I fed another chain through the holes. The last chain I’d brought from my car, I wrapped around Paulina, winding it around her torso, over her shoulders, and under the seat of her chair while she protested. Every curse she piled onto my head satisfied my banked rage. I lifted her chair and locked the chain connected to the wall with the chain wrapped around her body. Now, even if she freed herself of the rope, she wouldn’t escape the chains.
“You can’t leave me like this!” She twisted and banged against the wall while I turned my back on her. Her legs dangled feet above the ground.

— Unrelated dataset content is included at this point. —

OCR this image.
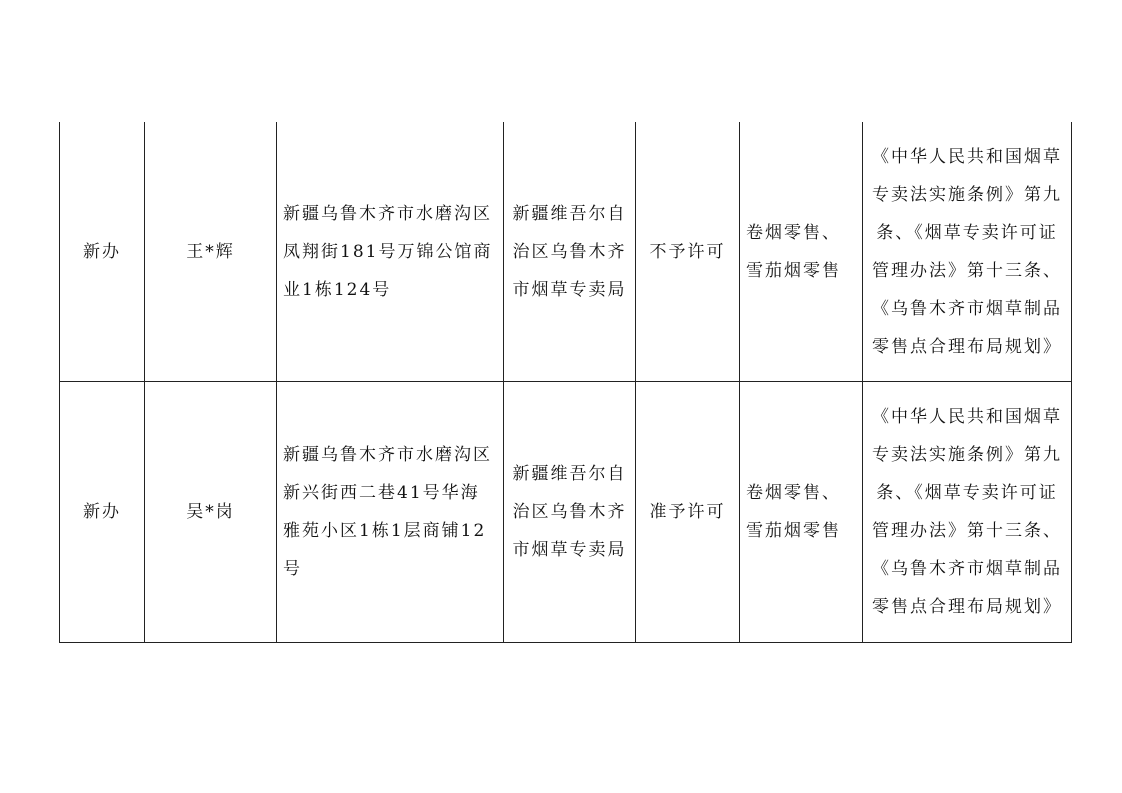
新办	王*辉	新疆乌鲁木齐市水磨沟区凤翔街181号万锦公馆商业1栋124号	新疆维吾尔自治区乌鲁木齐市烟草专卖局	不予许可	卷烟零售、雪茄烟零售	《中华人民共和国烟草专卖法实施条例》第九条、《烟草专卖许可证管理办法》第十三条、《乌鲁木齐市烟草制品零售点合理布局规划》
新办	吴*岗	新疆乌鲁木齐市水磨沟区新兴街西二巷41号华海雅苑小区1栋1层商铺12号	新疆维吾尔自治区乌鲁木齐市烟草专卖局	准予许可	卷烟零售、雪茄烟零售	《中华人民共和国烟草专卖法实施条例》第九条、《烟草专卖许可证管理办法》第十三条、《乌鲁木齐市烟草制品零售点合理布局规划》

I leaned against the pillar with the unconscious man. “You know, when I connected you to Madison’s attempted murder, I considered so many ways to make you pay. I never thought your intentions began years ago or were more diabolical than I could have ever imagined. But after listening to you, the best revenge is leaving you alone.” I glanced down at the unconscious man. “Well, he doesn’t count. When he regains consciousness, he won’t be able to help you. You’ll both suffer from dehydration and starvation. Only the two of you will hear each other’s desperate cries for help. After a couple weeks, you’ll have no more moisture to cry. Your organs will shut down, which I’ve heard is very painful.”
“If I meant nothing to you, why would you want to watch me waste away that way?”
“Watch you? Paulina, once I leave I won’t return. I’ll forget about you as quickly as I’ve done every other day of my life. You’re a nonentity. And when this place gets demolished, the only evidence you existed will be your dried-out skeleton. And even then, no one will report your remains. You’ll become commercial waste.”
“You’re forgetting. I hold an important office. People will look for me.”
“For a few days, they will. But then they’ll replace you at your job and call off the search when there are no leads. Hell, they might think Hal had gotten to you first since he also had a folder with your name on it.”
She gasped.
“Didn’t know he also had plans for you? You worked with a serial killer who murdered women and thought you were safe? Well, at least I saved you from Hal. Too bad there’s no one who will save you from me.”